3 and deferrals and thus to issue notices of proposed assessments to taxpayers who had benefited from the discriminatory exclusions and deferrals. In February 2013, plaintiff filed a motion for attorney fees under section 1021.5. He submitted evidence that he incurred $685,868 in attorney fees litigating this case for a refund of at most $442,000 (including interest and penalties). He contended he vindicated a constitutional right of a large class of California taxpayers by obtaining our ruling that ended the discriminatory treatment of taxpayers who invest in small businesses with more than 20 percent of assets or payroll outside California, allowing “a large class of similarly situated taxpayers who, like [plaintiff], invested in multi-state and out-of-state small businesses to request a refund of taxes that were unconstitutionally levied.” Plaintiff also pointed to a Board analysis in 1993 projecting that the small business stock capital gain exclusion would decrease California tax revenues by more than $250 million between 1998 and 2005, arguing this showed the provisions “have a substantial impact on California investors.” The Board opposed plaintiff’s motion, contending plaintiff had the resources to prosecute the action, and the statute was not intended to apply to a sophisticated investor who engages in multimillion dollar stock transactions and seeks a $442,000 refund.
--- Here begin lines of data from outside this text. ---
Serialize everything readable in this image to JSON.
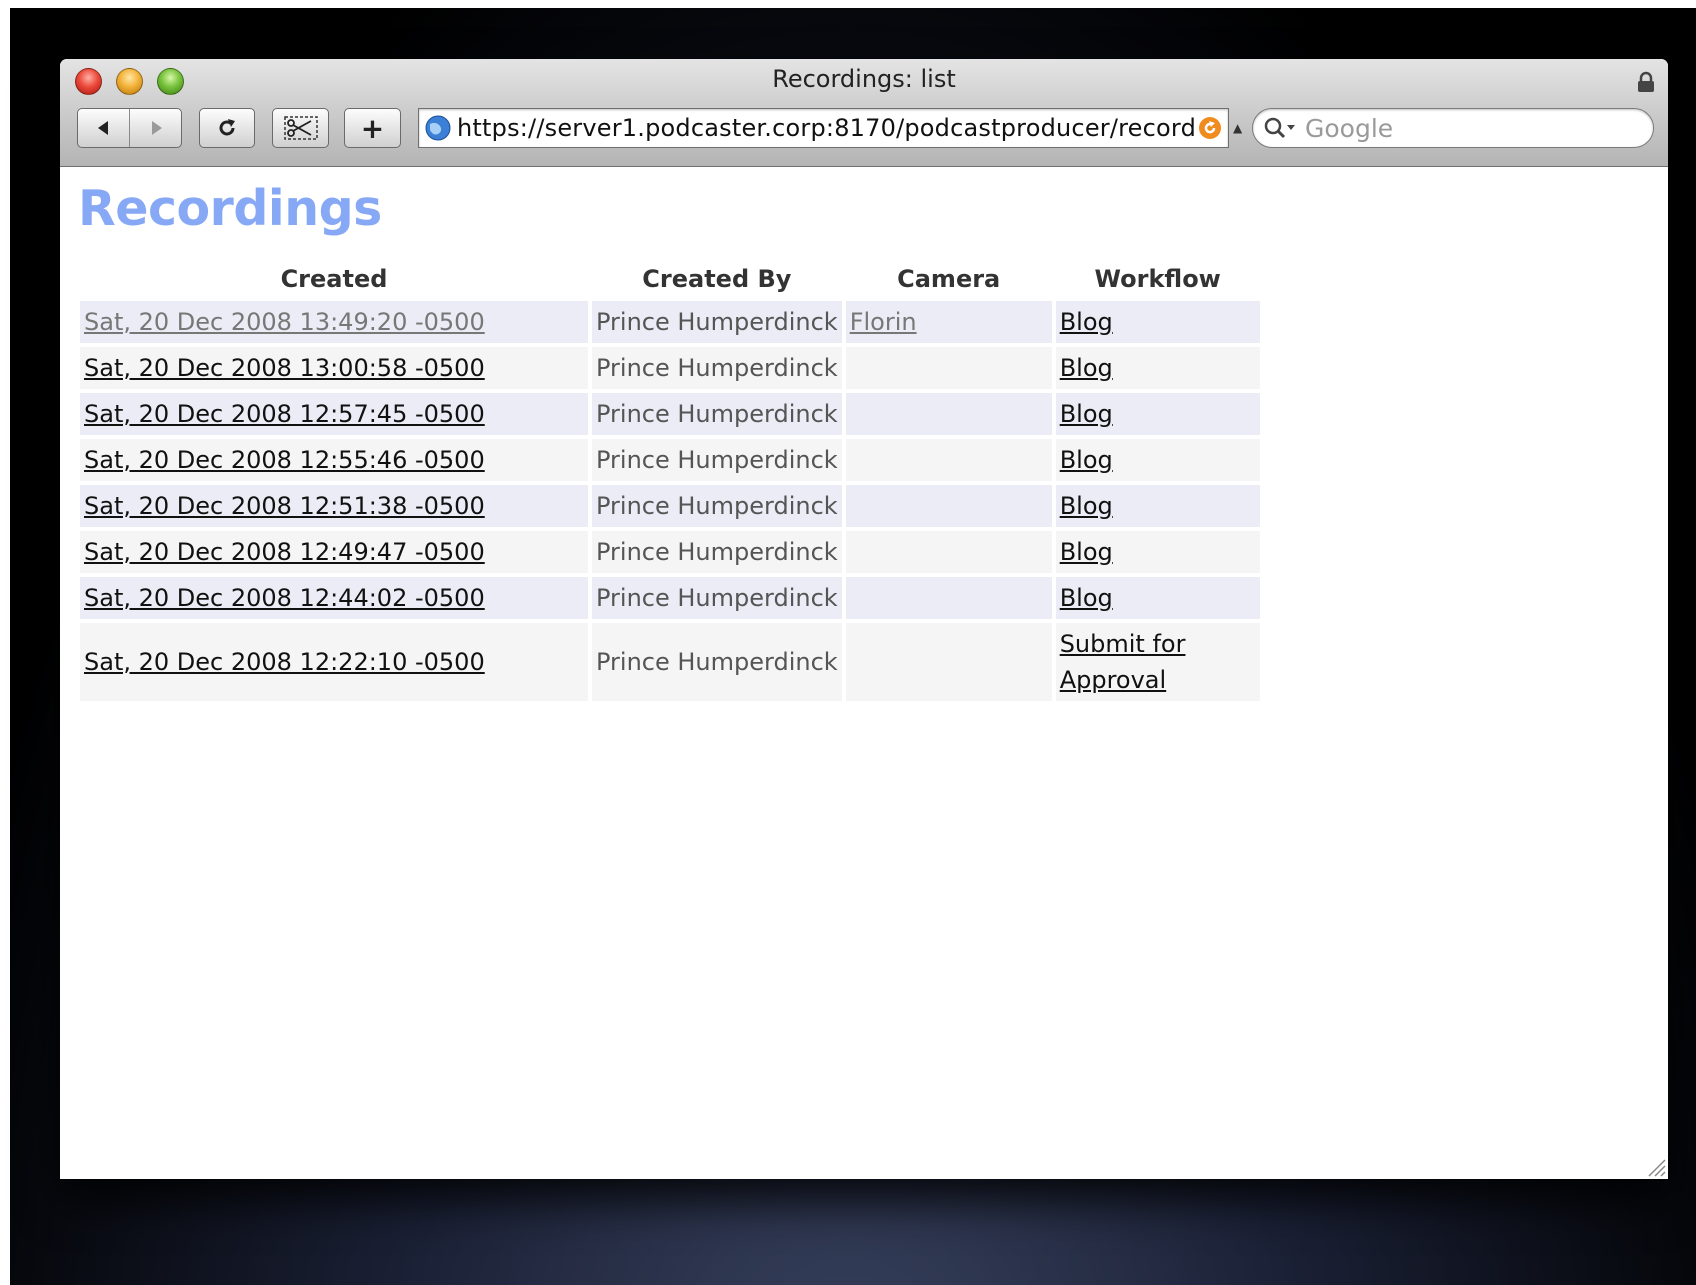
{
  "window": {
    "title": "Recordings: list"
  },
  "toolbar": {
    "url": "https://server1.podcaster.corp:8170/podcastproducer/record",
    "search_placeholder": "Google",
    "back_icon": "back-arrow-icon",
    "forward_icon": "forward-arrow-icon",
    "reload_icon": "reload-icon",
    "snip_icon": "snippet-icon",
    "add_label": "+"
  },
  "page": {
    "heading": "Recordings",
    "table": {
      "headers": [
        "Created",
        "Created By",
        "Camera",
        "Workflow"
      ],
      "rows": [
        {
          "created": "Sat, 20 Dec 2008 13:49:20 -0500",
          "created_by": "Prince Humperdinck",
          "camera": "Florin",
          "workflow": "Blog"
        },
        {
          "created": "Sat, 20 Dec 2008 13:00:58 -0500",
          "created_by": "Prince Humperdinck",
          "camera": "",
          "workflow": "Blog"
        },
        {
          "created": "Sat, 20 Dec 2008 12:57:45 -0500",
          "created_by": "Prince Humperdinck",
          "camera": "",
          "workflow": "Blog"
        },
        {
          "created": "Sat, 20 Dec 2008 12:55:46 -0500",
          "created_by": "Prince Humperdinck",
          "camera": "",
          "workflow": "Blog"
        },
        {
          "created": "Sat, 20 Dec 2008 12:51:38 -0500",
          "created_by": "Prince Humperdinck",
          "camera": "",
          "workflow": "Blog"
        },
        {
          "created": "Sat, 20 Dec 2008 12:49:47 -0500",
          "created_by": "Prince Humperdinck",
          "camera": "",
          "workflow": "Blog"
        },
        {
          "created": "Sat, 20 Dec 2008 12:44:02 -0500",
          "created_by": "Prince Humperdinck",
          "camera": "",
          "workflow": "Blog"
        },
        {
          "created": "Sat, 20 Dec 2008 12:22:10 -0500",
          "created_by": "Prince Humperdinck",
          "camera": "",
          "workflow": "Submit for Approval"
        }
      ]
    }
  },
  "colors": {
    "heading": "#87a9f5",
    "row_odd": "#ececf6",
    "row_even": "#f5f5f5"
  }
}
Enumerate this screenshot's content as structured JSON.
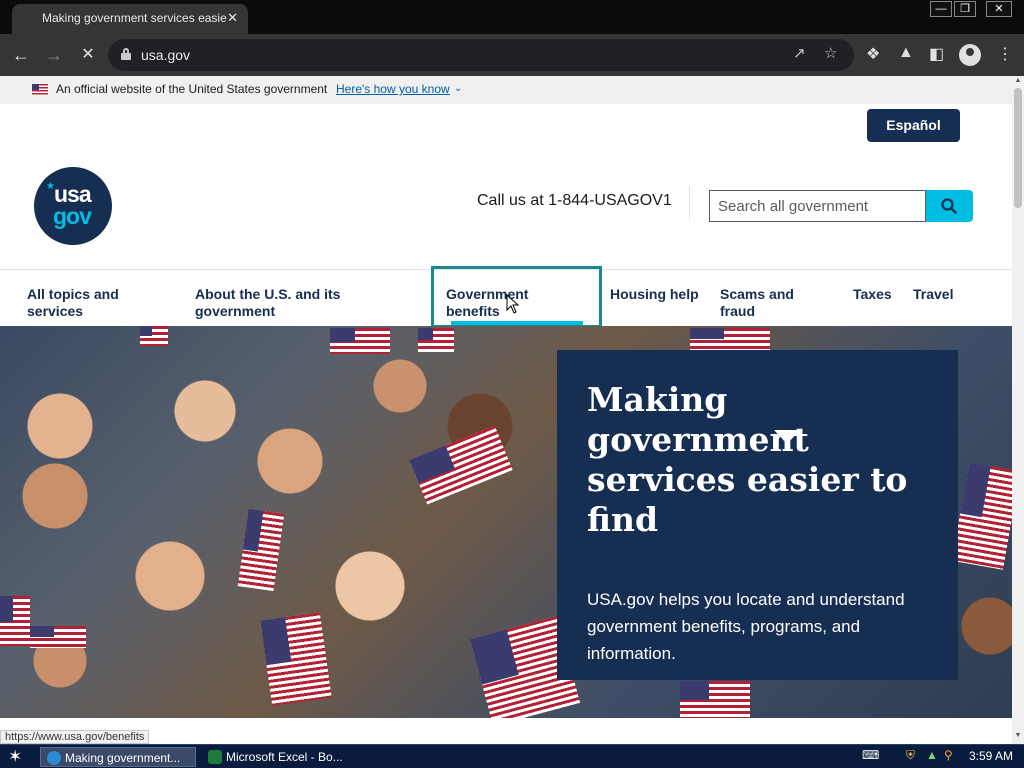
{
  "browser": {
    "tab_title": "Making government services easier to find",
    "tab_close": "✕",
    "url": "usa.gov",
    "window_controls": {
      "minimize": "—",
      "restore": "❐",
      "close": "✕"
    }
  },
  "gov_banner": {
    "text": "An official website of the United States government",
    "link": "Here's how you know",
    "chevron": "⌄"
  },
  "header": {
    "language_button": "Español",
    "logo": {
      "line1": "usa",
      "line2": "gov"
    },
    "call_us": "Call us at 1-844-USAGOV1",
    "search_placeholder": "Search all government"
  },
  "nav": {
    "items": [
      {
        "label": "All topics and services"
      },
      {
        "label": "About the U.S. and its government"
      },
      {
        "label": "Government benefits"
      },
      {
        "label": "Housing help"
      },
      {
        "label": "Scams and fraud"
      },
      {
        "label": "Taxes"
      },
      {
        "label": "Travel"
      }
    ],
    "active_index": 2
  },
  "hero": {
    "title": "Making government services easier to find",
    "description": "USA.gov helps you locate and understand government benefits, programs, and information."
  },
  "status_bar": {
    "url": "https://www.usa.gov/benefits"
  },
  "taskbar": {
    "start_icon": "star-icon",
    "items": [
      {
        "label": "Making government...",
        "active": true
      },
      {
        "label": "Microsoft Excel - Bo...",
        "active": false
      }
    ],
    "clock": "3:59 AM"
  },
  "colors": {
    "navy": "#162e51",
    "cyan": "#00bde3",
    "link_blue": "#005ea2",
    "active_outline": "#1a8a8f"
  }
}
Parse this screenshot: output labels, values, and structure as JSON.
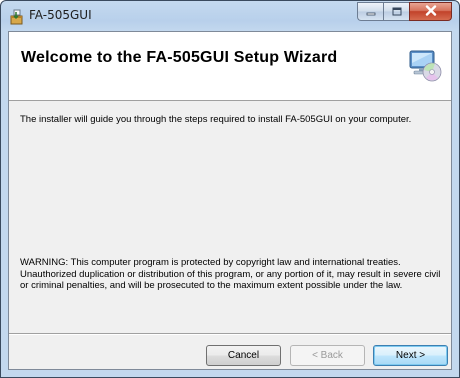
{
  "window": {
    "title": "FA-505GUI",
    "icon": "installer-icon",
    "controls": {
      "minimize": "minimize-icon",
      "maximize": "maximize-icon",
      "close": "close-icon"
    }
  },
  "banner": {
    "title": "Welcome to the FA-505GUI Setup Wizard",
    "icon": "computer-disc-icon"
  },
  "body": {
    "intro": "The installer will guide you through the steps required to install FA-505GUI on your computer.",
    "warning": "WARNING: This computer program is protected by copyright law and international treaties. Unauthorized duplication or distribution of this program, or any portion of it, may result in severe civil or criminal penalties, and will be prosecuted to the maximum extent possible under the law."
  },
  "buttons": {
    "cancel": "Cancel",
    "back": "< Back",
    "back_enabled": false,
    "next": "Next >"
  },
  "colors": {
    "title_bar": "#c4d9ef",
    "close_button": "#c2422a",
    "client_bg": "#f0f0f0",
    "next_button_focus": "#3c7fb1"
  }
}
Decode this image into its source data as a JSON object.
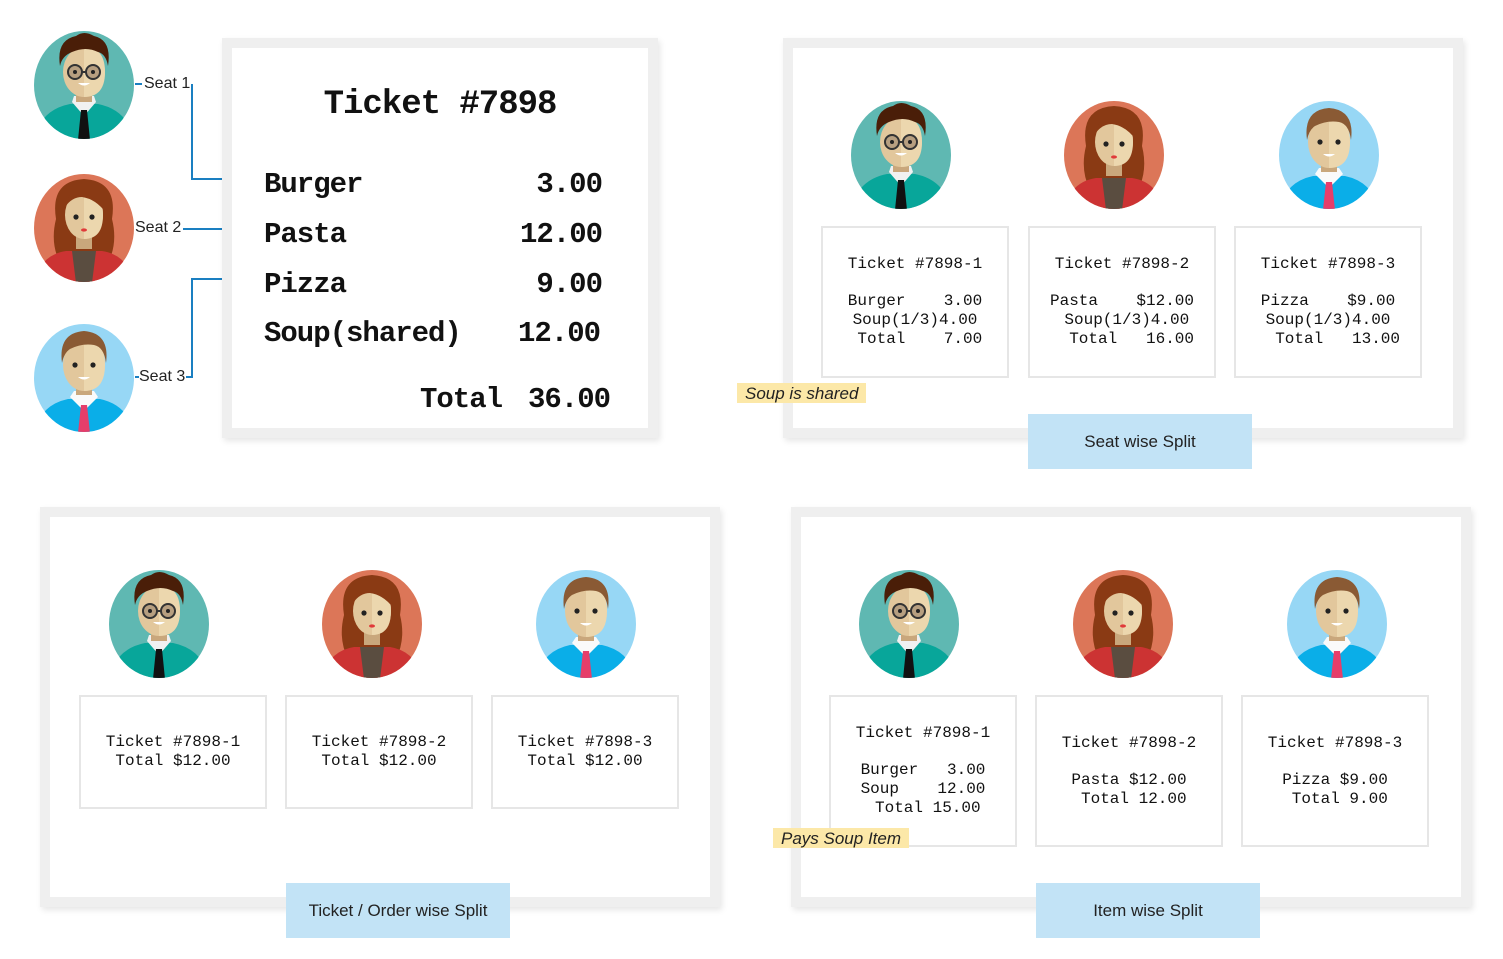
{
  "seats": [
    {
      "label": "Seat 1",
      "avatar": "man-curly-hair-glasses-teal-avatar"
    },
    {
      "label": "Seat 2",
      "avatar": "woman-red-hair-coral-avatar"
    },
    {
      "label": "Seat 3",
      "avatar": "man-brown-hair-lightblue-avatar"
    }
  ],
  "colors": {
    "arrow": "#1a7fc1",
    "label_box": "#c2e3f6",
    "note": "#fce8a8",
    "panel_border": "#efefef"
  },
  "receipt": {
    "title": "Ticket #7898",
    "items": [
      {
        "name": "Burger",
        "price": "3.00"
      },
      {
        "name": "Pasta",
        "price": "12.00"
      },
      {
        "name": "Pizza",
        "price": "9.00"
      },
      {
        "name": "Soup(shared)",
        "price": "12.00"
      }
    ],
    "total_label": "Total",
    "total_value": "36.00"
  },
  "seat_split": {
    "label": "Seat wise Split",
    "note": "Soup is shared",
    "tickets": [
      {
        "title": "Ticket #7898-1",
        "lines": [
          "Burger    3.00",
          "Soup(1/3)4.00",
          " Total    7.00"
        ]
      },
      {
        "title": "Ticket #7898-2",
        "lines": [
          "Pasta    $12.00",
          " Soup(1/3)4.00",
          "  Total   16.00"
        ]
      },
      {
        "title": "Ticket #7898-3",
        "lines": [
          "Pizza    $9.00",
          "Soup(1/3)4.00",
          "  Total   13.00"
        ]
      }
    ]
  },
  "order_split": {
    "label": "Ticket / Order  wise Split",
    "tickets": [
      {
        "title": "Ticket #7898-1",
        "lines": [
          "Total $12.00"
        ]
      },
      {
        "title": "Ticket #7898-2",
        "lines": [
          "Total $12.00"
        ]
      },
      {
        "title": "Ticket #7898-3",
        "lines": [
          "Total $12.00"
        ]
      }
    ]
  },
  "item_split": {
    "label": "Item wise Split",
    "note": "Pays Soup Item",
    "tickets": [
      {
        "title": "Ticket #7898-1",
        "lines": [
          "Burger   3.00",
          "Soup    12.00",
          " Total 15.00"
        ]
      },
      {
        "title": "Ticket #7898-2",
        "lines": [
          "Pasta $12.00",
          " Total 12.00"
        ]
      },
      {
        "title": "Ticket #7898-3",
        "lines": [
          "Pizza $9.00",
          " Total 9.00"
        ]
      }
    ]
  }
}
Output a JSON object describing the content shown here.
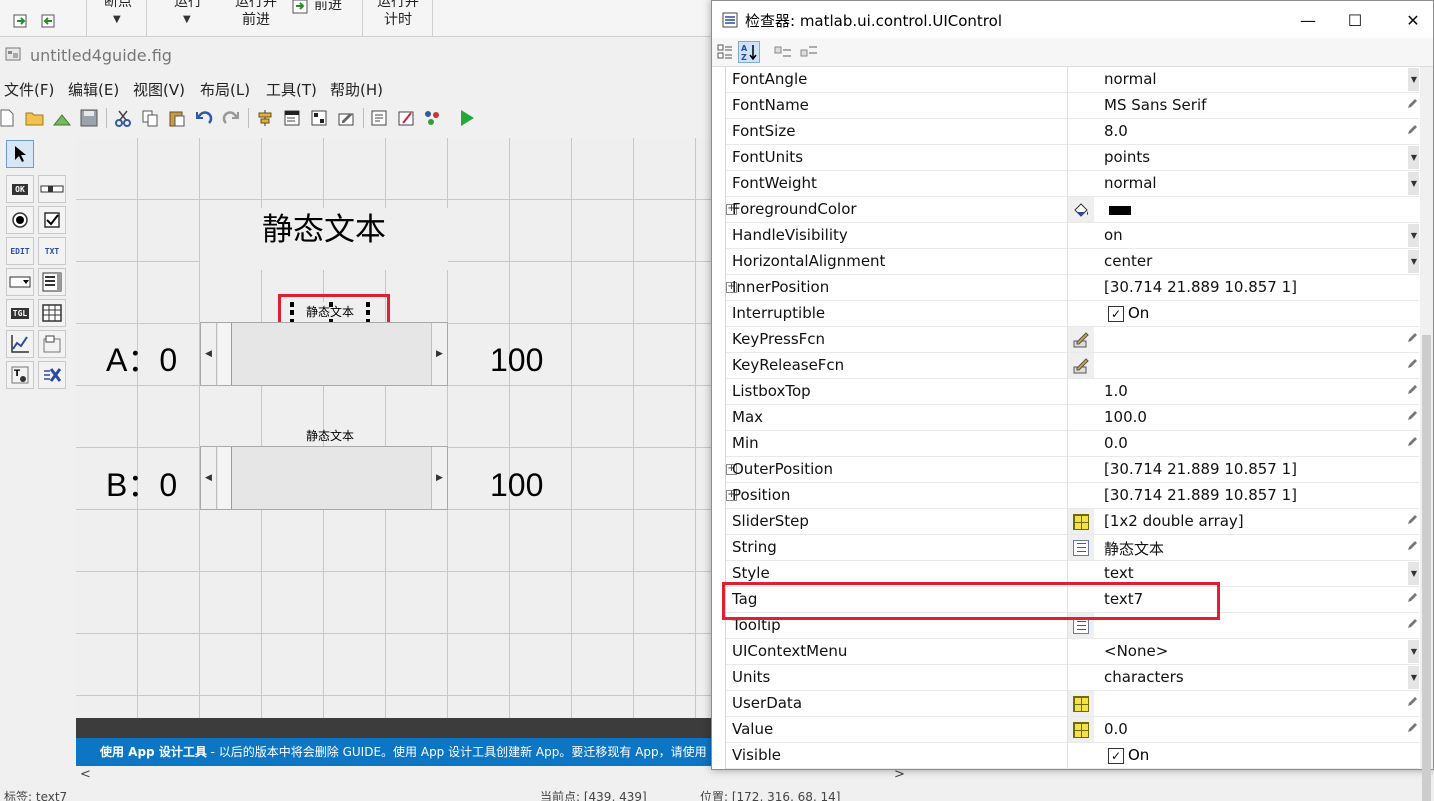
{
  "ribbon": {
    "breakpoints": "断点",
    "run": "运行",
    "run_advance_1": "运行并",
    "run_advance_2": "前进",
    "advance": "前进",
    "run_time_1": "运行并",
    "run_time_2": "计时"
  },
  "guide": {
    "title": "untitled4guide.fig",
    "menus": [
      "文件(F)",
      "编辑(E)",
      "视图(V)",
      "布局(L)",
      "工具(T)",
      "帮助(H)"
    ],
    "palette": [
      "select-tool",
      "push-button",
      "slider",
      "radio-button",
      "checkbox",
      "edit-text",
      "static-text",
      "popup-menu",
      "listbox",
      "toggle-button",
      "table",
      "axes",
      "panel",
      "button-group",
      "activex"
    ],
    "palette_labels": {
      "ok": "OK",
      "edit": "EDIT",
      "txt": "TXT",
      "tgl": "TGL"
    },
    "canvas": {
      "heading": "静态文本",
      "text_selected": "静态文本",
      "text_second": "静态文本",
      "label_a": "A：0",
      "label_b": "B：0",
      "max_a": "100",
      "max_b": "100"
    },
    "notice_bold": "使用 App 设计工具",
    "notice_text": " - 以后的版本中将会删除 GUIDE。使用 App 设计工具创建新 App。要迁移现有 App，请使用 GU",
    "status": {
      "tag": "标签: text7",
      "current_point": "当前点: [439, 439]",
      "position": "位置: [172, 316, 68, 14]"
    }
  },
  "inspector": {
    "title": "检查器:  matlab.ui.control.UIControl",
    "properties": [
      {
        "name": "FontAngle",
        "value": "normal",
        "control": "dropdown"
      },
      {
        "name": "FontName",
        "value": "MS Sans Serif",
        "control": "edit"
      },
      {
        "name": "FontSize",
        "value": "8.0",
        "control": "edit"
      },
      {
        "name": "FontUnits",
        "value": "points",
        "control": "dropdown"
      },
      {
        "name": "FontWeight",
        "value": "normal",
        "control": "dropdown"
      },
      {
        "name": "ForegroundColor",
        "value": "",
        "control": "color",
        "expandable": true,
        "icon": "paint-bucket-icon",
        "swatch": "#000000"
      },
      {
        "name": "HandleVisibility",
        "value": "on",
        "control": "dropdown"
      },
      {
        "name": "HorizontalAlignment",
        "value": "center",
        "control": "dropdown"
      },
      {
        "name": "InnerPosition",
        "value": "[30.714 21.889 10.857 1]",
        "control": "none",
        "expandable": true
      },
      {
        "name": "Interruptible",
        "value": "On",
        "control": "checkbox",
        "checked": true
      },
      {
        "name": "KeyPressFcn",
        "value": "",
        "control": "edit",
        "icon": "callback-pencil-icon"
      },
      {
        "name": "KeyReleaseFcn",
        "value": "",
        "control": "edit",
        "icon": "callback-pencil-icon"
      },
      {
        "name": "ListboxTop",
        "value": "1.0",
        "control": "edit"
      },
      {
        "name": "Max",
        "value": "100.0",
        "control": "edit"
      },
      {
        "name": "Min",
        "value": "0.0",
        "control": "edit"
      },
      {
        "name": "OuterPosition",
        "value": "[30.714 21.889 10.857 1]",
        "control": "none",
        "expandable": true
      },
      {
        "name": "Position",
        "value": "[30.714 21.889 10.857 1]",
        "control": "none",
        "expandable": true
      },
      {
        "name": "SliderStep",
        "value": "[1x2  double array]",
        "control": "edit",
        "icon": "array-editor-icon"
      },
      {
        "name": "String",
        "value": "静态文本",
        "control": "edit",
        "icon": "text-editor-icon"
      },
      {
        "name": "Style",
        "value": "text",
        "control": "dropdown"
      },
      {
        "name": "Tag",
        "value": "text7",
        "control": "edit",
        "highlight": true
      },
      {
        "name": "Tooltip",
        "value": "",
        "control": "edit",
        "icon": "text-editor-icon"
      },
      {
        "name": "UIContextMenu",
        "value": "<None>",
        "control": "dropdown"
      },
      {
        "name": "Units",
        "value": "characters",
        "control": "dropdown"
      },
      {
        "name": "UserData",
        "value": "",
        "control": "edit",
        "icon": "array-editor-icon"
      },
      {
        "name": "Value",
        "value": "0.0",
        "control": "edit",
        "icon": "array-editor-icon"
      },
      {
        "name": "Visible",
        "value": "On",
        "control": "checkbox",
        "checked": true
      }
    ]
  },
  "colors": {
    "accent_blue": "#0c76c5",
    "highlight_red": "#e02030",
    "canvas_bg": "#efefef",
    "grid_line": "#c8c8c8"
  }
}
The Board argued there was no benefit to California or Californians, because the incentive to invest in small businesses in California had been eliminated; taxpayers for tax years 2008 and after may be subject to additional tax liability; and going forward, taxpayers cannot claim any deferral or exclusion. Further, the Board argued that plaintiff was sufficiently motivated by his own self- interest in getting a substantial refund, because he had claimed deferral or exclusion of gains on qualified small business stock not only for 1998 but also for tax years 1999 and 2000. A declaration from Ann Hodges, tax counsel for the Board, stated the Board had disallowed plaintiff’s claims for 1999 and 2000, and the tax amounts in dispute for those years were $804,948 and $674,541, respectively (not including interest and any applicable penalties). The 1999 and 2000 tax years were not at issue in this lawsuit,

4 Ms. Hodges said, because plaintiff had not exhausted his administrative remedies for those years.